In his farewell address to the nation Thursday, Bill Clinton pointed with pride to an achievement no president before him can match:
"Through our last four budgets, we have been able to pay down $600 billion of our national debt - on track to be debt-free by the end of the decade for the first time since 1835."
That means that Clinton has in large measure assured our childrens and grandchildrens fiscal future, where previous presidents had mortgaged it.
Yet it was impossible to view Clintons speech without a strong sense that something was missing. He spoke not a single word of apology or regret, yet his lapses of discipline and judgment, for many Americans, made his departure from the White House something that couldnt come too soon. After all, not every president leaves office marked by impeachment, even if it was partisan political overkill.

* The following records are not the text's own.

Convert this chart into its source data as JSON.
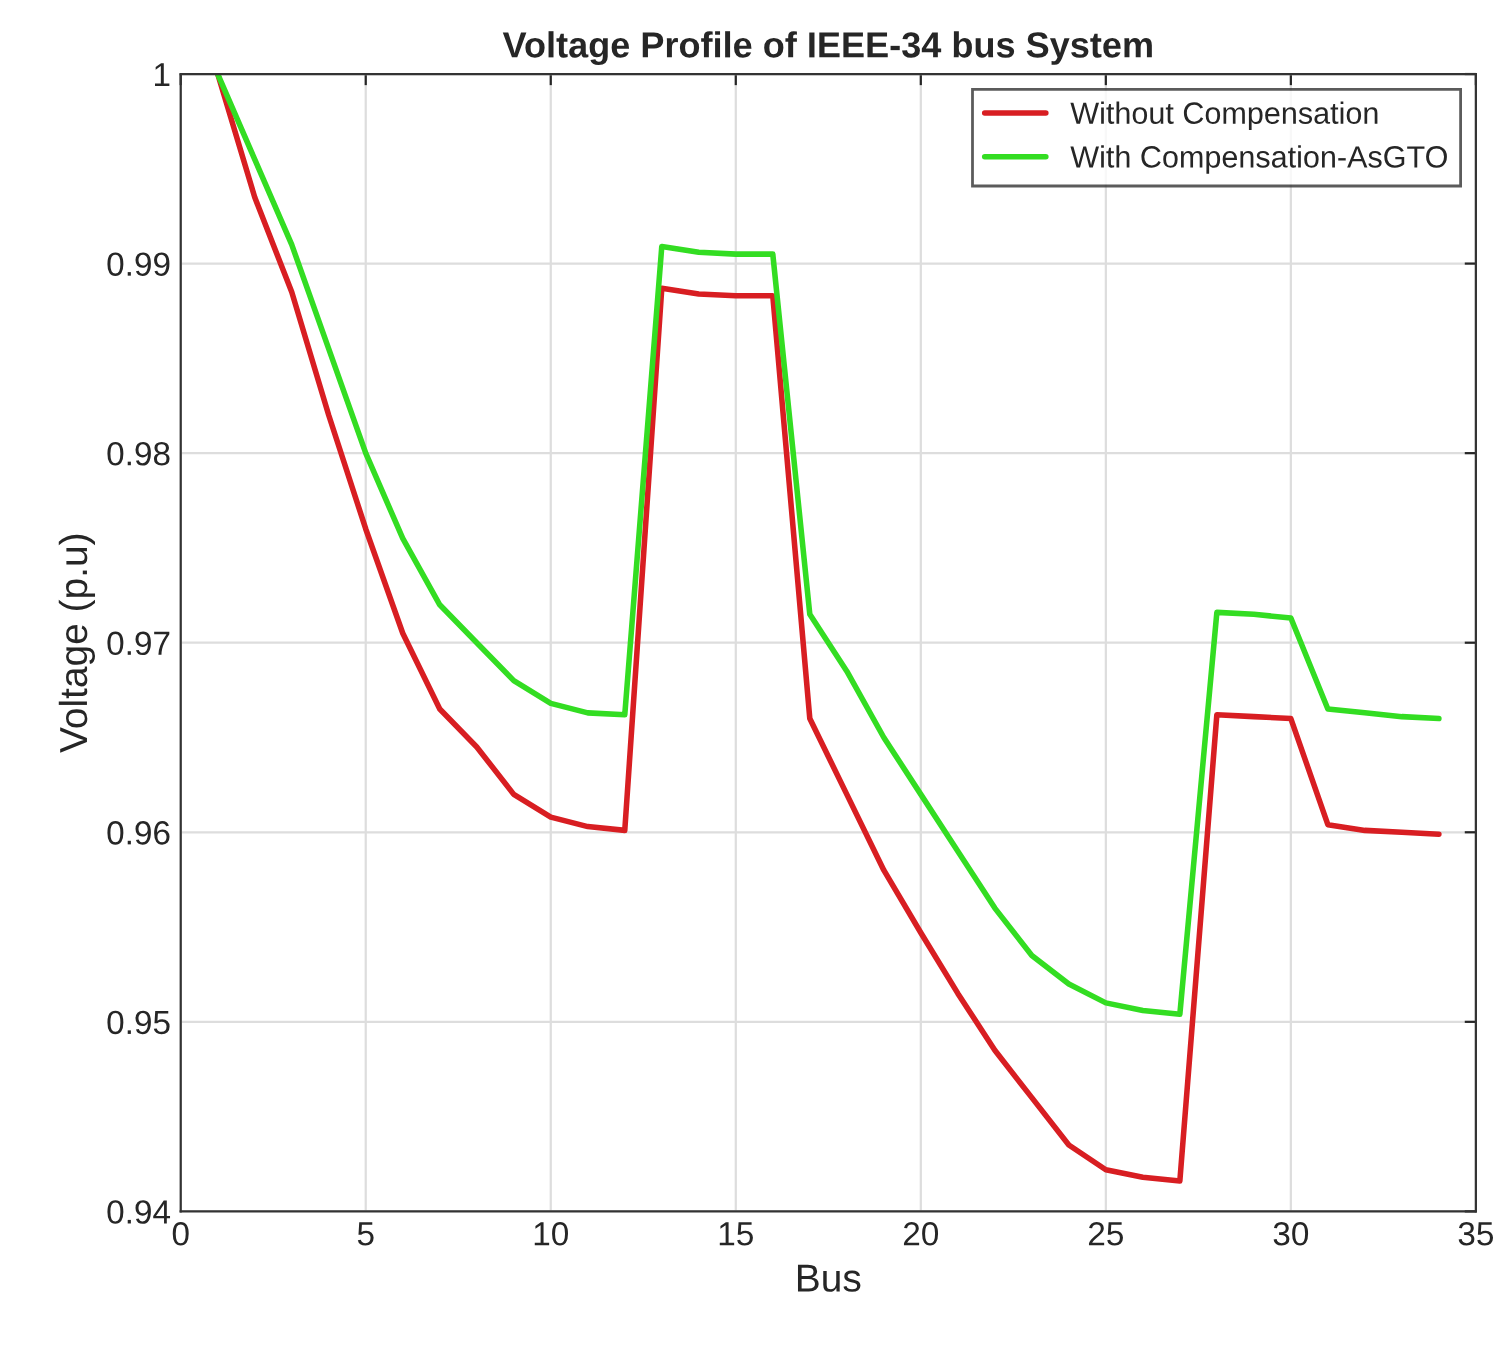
{
  "chart_data": {
    "type": "line",
    "title": "Voltage Profile of IEEE-34 bus System",
    "xlabel": "Bus",
    "ylabel": "Voltage (p.u)",
    "x": [
      1,
      2,
      3,
      4,
      5,
      6,
      7,
      8,
      9,
      10,
      11,
      12,
      13,
      14,
      15,
      16,
      17,
      18,
      19,
      20,
      21,
      22,
      23,
      24,
      25,
      26,
      27,
      28,
      29,
      30,
      31,
      32,
      33,
      34
    ],
    "series": [
      {
        "name": "Without Compensation",
        "color": "#d81e22",
        "values": [
          1.0,
          0.9935,
          0.9885,
          0.982,
          0.976,
          0.9705,
          0.9665,
          0.9645,
          0.962,
          0.9608,
          0.9603,
          0.9601,
          0.9887,
          0.9884,
          0.9883,
          0.9883,
          0.966,
          0.962,
          0.958,
          0.9547,
          0.9515,
          0.9485,
          0.946,
          0.9435,
          0.9422,
          0.9418,
          0.9416,
          0.9662,
          0.9661,
          0.966,
          0.9604,
          0.9601,
          0.96,
          0.9599
        ]
      },
      {
        "name": "With Compensation-AsGTO",
        "color": "#33dd22",
        "values": [
          1.0,
          0.9955,
          0.991,
          0.9855,
          0.98,
          0.9755,
          0.972,
          0.97,
          0.968,
          0.9668,
          0.9663,
          0.9662,
          0.9909,
          0.9906,
          0.9905,
          0.9905,
          0.9715,
          0.9685,
          0.965,
          0.962,
          0.959,
          0.956,
          0.9535,
          0.952,
          0.951,
          0.9506,
          0.9504,
          0.9716,
          0.9715,
          0.9713,
          0.9665,
          0.9663,
          0.9661,
          0.966
        ]
      }
    ],
    "xlim": [
      0,
      35
    ],
    "xticks": [
      0,
      5,
      10,
      15,
      20,
      25,
      30,
      35
    ],
    "ylim": [
      0.94,
      1
    ],
    "yticks": [
      0.94,
      0.95,
      0.96,
      0.97,
      0.98,
      0.99,
      {
        "value": 1,
        "label": "1"
      }
    ],
    "grid": true,
    "legend": "top right",
    "marker": "none",
    "line_style": "solid"
  }
}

Clinton thus leaves an ambivalent record of achievement and scandal, of glorious moments and utter whiffs, that will leave historians struggling to assess his legacy for some time to come. Articles in todays Focus Section credit him with important successes:
He moved his party toward the center, not only to increase its share of electoral votes, but substantively to alter, generally for the better, policies on welfare, crime, education and urban policy.
By balancing the budget, he deprived Republicans of their excuse for dismantling government activism.
In perhaps his most lasting achievement, he led the nation and his party away from economic nationalism to global economic engagement, the wave of the future.
And he surely can claim a share of the credit for nearly a decade of American prosperity.
Yet he also leaves behind the unmistakable odor of fund raising and other scandals, childish sexual high jinks in the Oval Office, and an extraordinary agreement reached on his last full day in office in which, to avoid indictment for false statements in the Monica Lewinsky affair, he agreed to surrender his law license for five years and pay a $25,000 fine.
In foreign affairs, he came close in Northern Ireland, missed in Israel, Somalia and Haiti and left Yugoslavia with a belatedly tenuous and costly peace. He brought China into the WTO, but neglected Asia and never established a comprehensive Asia policy.
More broadly, he failed to develop - even to address the need for, some argue - a national post-Cold War agenda. He also leaves a frustrating array of opportunities missed, of promising initiatives killed by lack of follow-through, of ad hoc decision-making and too much melodrama.
"Clintons flaws confounded his talents," writes Ronald Brownstein in these pages. "Ambivalence may be the only justified verdict on Clintons presidency."
That said, however, in eight years there was never a dull moment.